Bei Abstinenzwunsch kann anschließend entweder ambulant langsam herunterdosiert werden oder eine stationäre qualifizierte Entzugsbehandlung angestrebt werden. Die Patienten sollten aufgeklärt werden, dass sie mit der Entzugsbehandlung auch die Toleranz verlieren. Die Mortalität ist bei Rückfällen nach abstinenten Phasen besonders hoch. Besteht primär kein Abstinenzwunsch, wird eine Stabilisierung angestrebt. Diese ist erreicht, wenn sich der Patient bei gleicher Dosis wohl fühlt und er regelmäßig kommen kann. Von Beginn der Substitutionsbehandlung sind Diagnose und Therapie zusätzlicher psychischer und physischer Krankheiten möglich. Gleichzeitig können gemeinsam persönliche Ziele erarbeitet werden. Eine Behandlung kann Jahre lang dauern. Manche Patienten
benötigen sie lebenslang.

Rechtslage

Das Betäubungsmittelgesetz (BtMG) ist vor Jahrzehnten verabschiedet worden. In ihm sind therapeutische Handlungsanweisungen niedergeschrieben, die mittlerweile nicht mehr dem Stand der Wissenschaft entsprechen.

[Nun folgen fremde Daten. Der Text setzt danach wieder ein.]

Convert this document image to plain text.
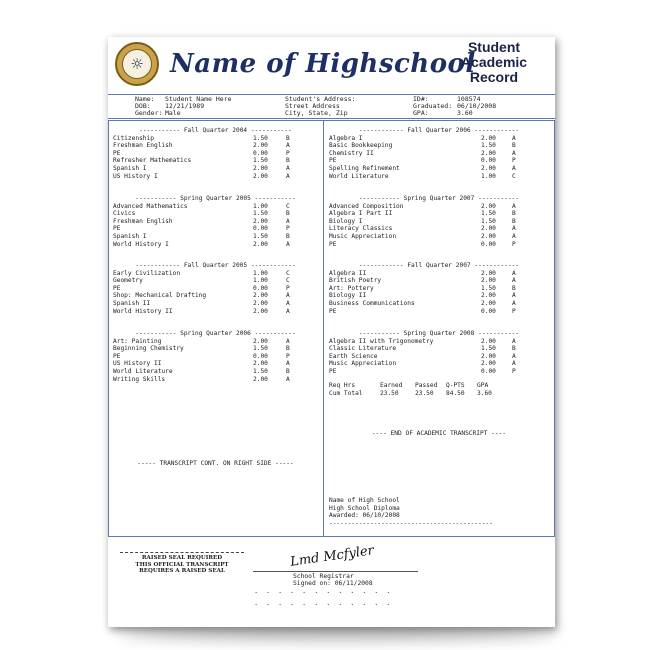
☼ Name of Highschool
Student
Academic
Record
Name: Student Name Here
DOB: 12/21/1989
Gender: Male
Student's Address:
Street Address
City, State, Zip
ID#:	108574
Graduated: 06/10/2008
GPA:	3.60
----------- Fall Quarter 2004 -----------
Citizenship	1.50	B
Freshman English	2.00	A
PE	0.00	P
Refresher Mathematics	1.50	B
Spanish I	2.00	A
US History I	2.00	A
----------- Spring Quarter 2005 -----------
Advanced Mathematics	1.00	C
Civics	1.50	B
Freshman English	2.00	A
PE	0.00	P
Spanish I	1.50	B
World History I	2.00	A
------------ Fall Quarter 2005 ------------
Early Civilization	1.00	C
Geometry	1.00	C
PE	0.00	P
Shop: Mechanical Drafting	2.00	A
Spanish II	2.00	A
World History II	2.00	A
----------- Spring Quarter 2006 -----------
Art: Painting	2.00	A
Beginning Chemistry	1.50	B
PE	0.00	P
US History II	2.00	A
World Literature	1.50	B
Writing Skills	2.00	A
----- TRANSCRIPT CONT. ON RIGHT SIDE -----
------------ Fall Quarter 2006 ------------
Algebra I	2.00	A
Basic Bookkeeping	1.50	B
Chemistry II	2.00	A
PE	0.00	P
Spelling Refinement	2.00	A
World Literature	1.00	C
----------- Spring Quarter 2007 -----------
Advanced Composition	2.00	A
Algebra I Part II	1.50	B
Biology I	1.50	B
Literacy Classics	2.00	A
Music Appreciation	2.00	A
PE	0.00	P
------------ Fall Quarter 2007 ------------
Algebra II	2.00	A
British Poetry	2.00	A
Art: Pottery	1.50	B
Biology II	2.00	A
Business Communications	2.00	A
PE	0.00	P
----------- Spring Quarter 2008 -----------
Algebra II with Trigonometry	2.00	A
Classic Literature	1.50	B
Earth Science	2.00	A
Music Appreciation	2.00	A
PE	0.00	P
Req Hrs	Earned Passed Q-PTS GPA
Cum Total	23.50	23.50 84.50 3.60
---- END OF ACADEMIC TRANSCRIPT ----
Name of High School
High School Diploma
Awarded: 06/10/2008
--------------------------------------------
RAISED SEAL REQUIRED
THIS OFFICIAL TRANSCRIPT
REQUIRES A RAISED SEAL
Lmd Mcfyler
School Registrar
Signed on: 06/11/2008
............
............
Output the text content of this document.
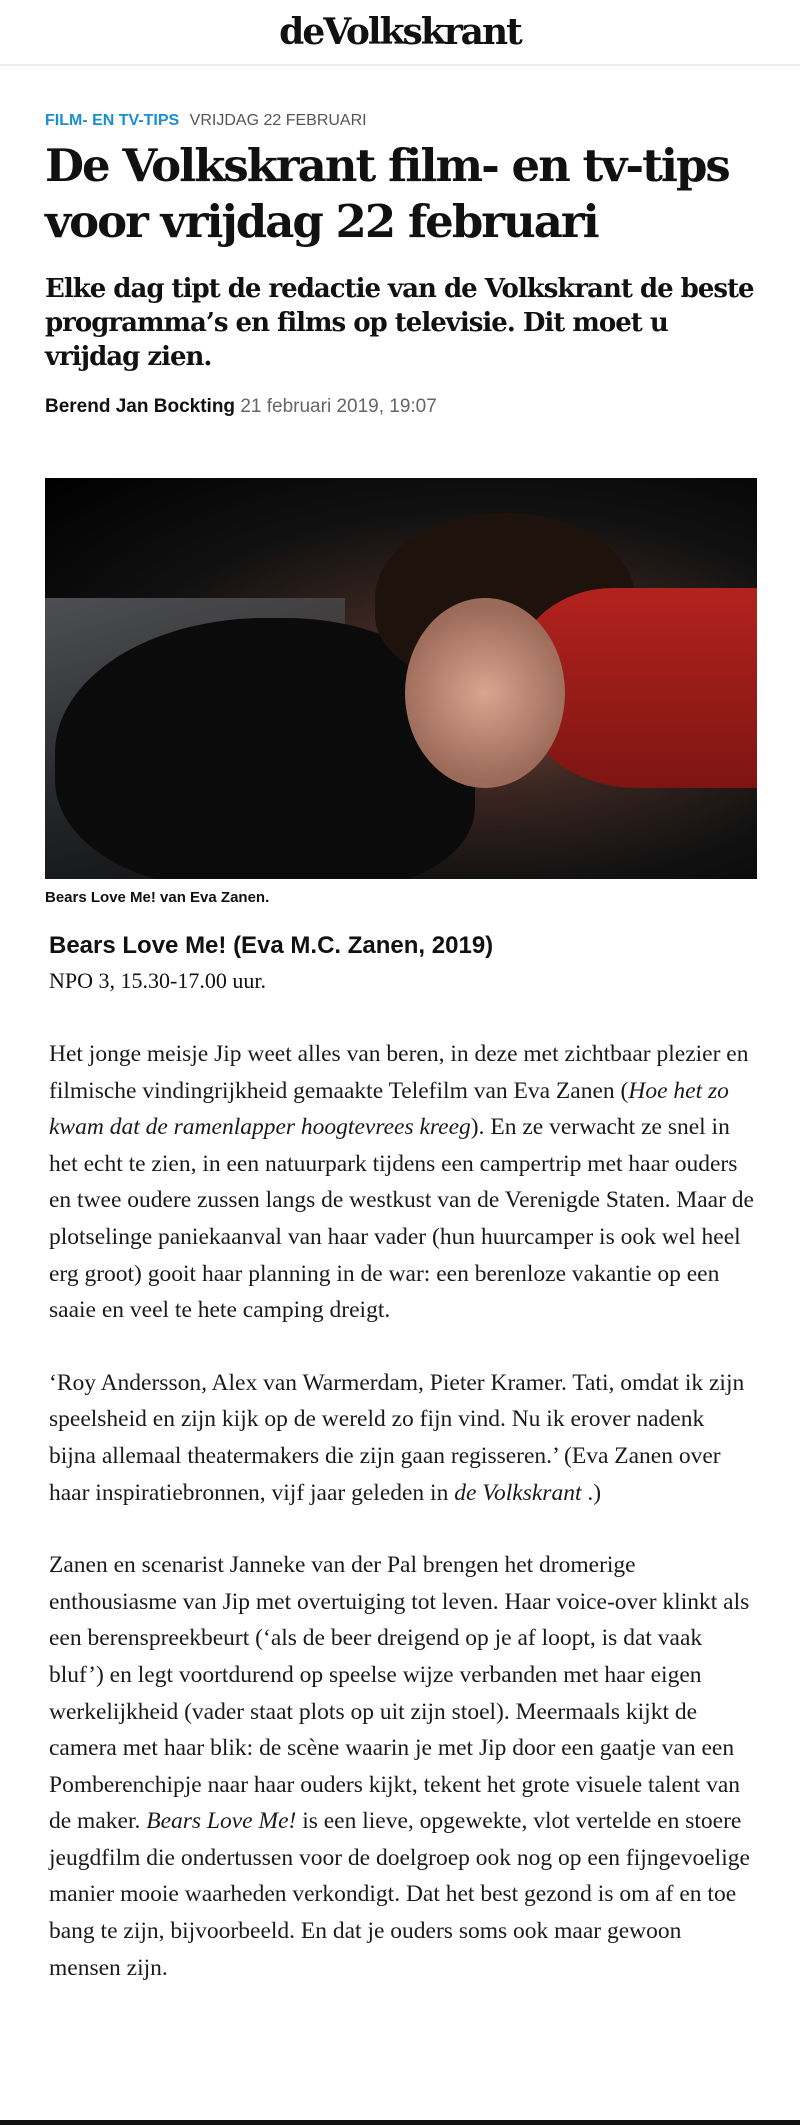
deVolkskrant
FILM- EN TV-TIPS VRIJDAG 22 FEBRUARI
De Volkskrant film- en tv-tips voor vrijdag 22 februari

Elke dag tipt de redactie van de Volkskrant de beste programma’s en films op televisie. Dit moet u vrijdag zien.

Berend Jan Bockting 21 februari 2019, 19:07

Bears Love Me! van Eva Zanen.

Bears Love Me! (Eva M.C. Zanen, 2019)

NPO 3, 15.30-17.00 uur.

Het jonge meisje Jip weet alles van beren, in deze met zichtbaar plezier en filmische vindingrijkheid gemaakte Telefilm van Eva Zanen (Hoe het zo kwam dat de ramenlapper hoogtevrees kreeg). En ze verwacht ze snel in het echt te zien, in een natuurpark tijdens een campertrip met haar ouders en twee oudere zussen langs de westkust van de Verenigde Staten. Maar de plotselinge paniekaanval van haar vader (hun huurcamper is ook wel heel erg groot) gooit haar planning in de war: een berenloze vakantie op een saaie en veel te hete camping dreigt.

‘Roy Andersson, Alex van Warmerdam, Pieter Kramer. Tati, omdat ik zijn speelsheid en zijn kijk op de wereld zo fijn vind. Nu ik erover nadenk bijna allemaal theatermakers die zijn gaan regisseren.’ (Eva Zanen over haar inspiratiebronnen, vijf jaar geleden in de Volkskrant .)

Zanen en scenarist Janneke van der Pal brengen het dromerige enthousiasme van Jip met overtuiging tot leven. Haar voice-over klinkt als een berenspreekbeurt (‘als de beer dreigend op je af loopt, is dat vaak bluf’) en legt voortdurend op speelse wijze verbanden met haar eigen werkelijkheid (vader staat plots op uit zijn stoel). Meermaals kijkt de camera met haar blik: de scène waarin je met Jip door een gaatje van een Pomberenchipje naar haar ouders kijkt, tekent het grote visuele talent van de maker. Bears Love Me! is een lieve, opgewekte, vlot vertelde en stoere jeugdfilm die ondertussen voor de doelgroep ook nog op een fijngevoelige manier mooie waarheden verkondigt. Dat het best gezond is om af en toe bang te zijn, bijvoorbeeld. En dat je ouders soms ook maar gewoon mensen zijn.
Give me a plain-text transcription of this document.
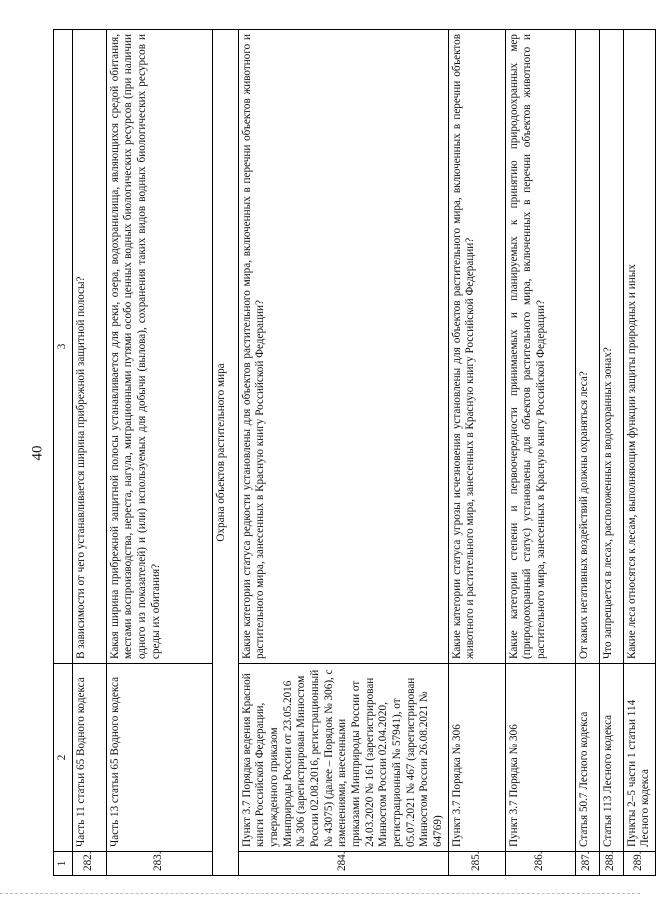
40
1	2	3
282.	Часть 11 статьи 65 Водного кодекса	В зависимости от чего устанавливается ширина прибрежной защитной полосы?
283.	Часть 13 статьи 65 Водного кодекса	Какая ширина прибрежной защитной полосы устанавливается для реки, озера, водохранилища, являющихся средой обитания, местами воспроизводства, нереста, нагула, миграционными путями особо ценных водных биологических ресурсов (при наличии одного из показателей) и (или) используемых для добычи (вылова), сохранения таких видов водных биологических ресурсов и среды их обитания?
Охрана объектов растительного мира		
284.	Пункт 3.7 Порядка ведения Красной книги Российской Федерации, утвержденного приказом Минприроды России от 23.05.2016 № 306 (зарегистрирован Минюстом России 02.08.2016, регистрационный № 43075) (далее – Порядок № 306), с изменениями, внесенными приказами Минприроды России от 24.03.2020 № 161 (зарегистрирован Минюстом России 02.04.2020, регистрационный № 57941), от 05.07.2021 № 467 (зарегистрирован Минюстом России 26.08.2021 № 64769)	Какие категории статуса редкости установлены для объектов растительного мира, включенных в перечни объектов животного и растительного мира, занесенных в Красную книгу Российской Федерации?
285.	Пункт 3.7 Порядка № 306	Какие категории статуса угрозы исчезновения установлены для объектов растительного мира, включенных в перечни объектов животного и растительного мира, занесенных в Красную книгу Российской Федерации?
286.	Пункт 3.7 Порядка № 306	Какие категории степени и первоочередности принимаемых и планируемых к принятию природоохранных мер (природоохранный статус) установлены для объектов растительного мира, включенных в перечни объектов животного и растительного мира, занесенных в Красную книгу Российской Федерации?
287.	Статья 50.7 Лесного кодекса	От каких негативных воздействий должны охраняться леса?
288.	Статья 113 Лесного кодекса	Что запрещается в лесах, расположенных в водоохранных зонах?
289.	Пункты 2–5 части 1 статьи 114 Лесного кодекса	Какие леса относятся к лесам, выполняющим функции защиты природных и иных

Der Arzt ist somit täglich damit konfrontiert, zwischen möglicher Strafverfolgung und
Behandlung nach heutigem Stand der Wissenschaft zum Wohle der Patienten zu entscheiden. Fachgesellschaftsübergreifende Bemühungen einer Veränderung des BtMG werden noch lange andauern müssen. Für nächstes Jahr scheint Hoffnung für geringe Verbesserungen durch Veränderungen der Betäubungsmittelverschreibungsverordnung (BtMVV) gegeben.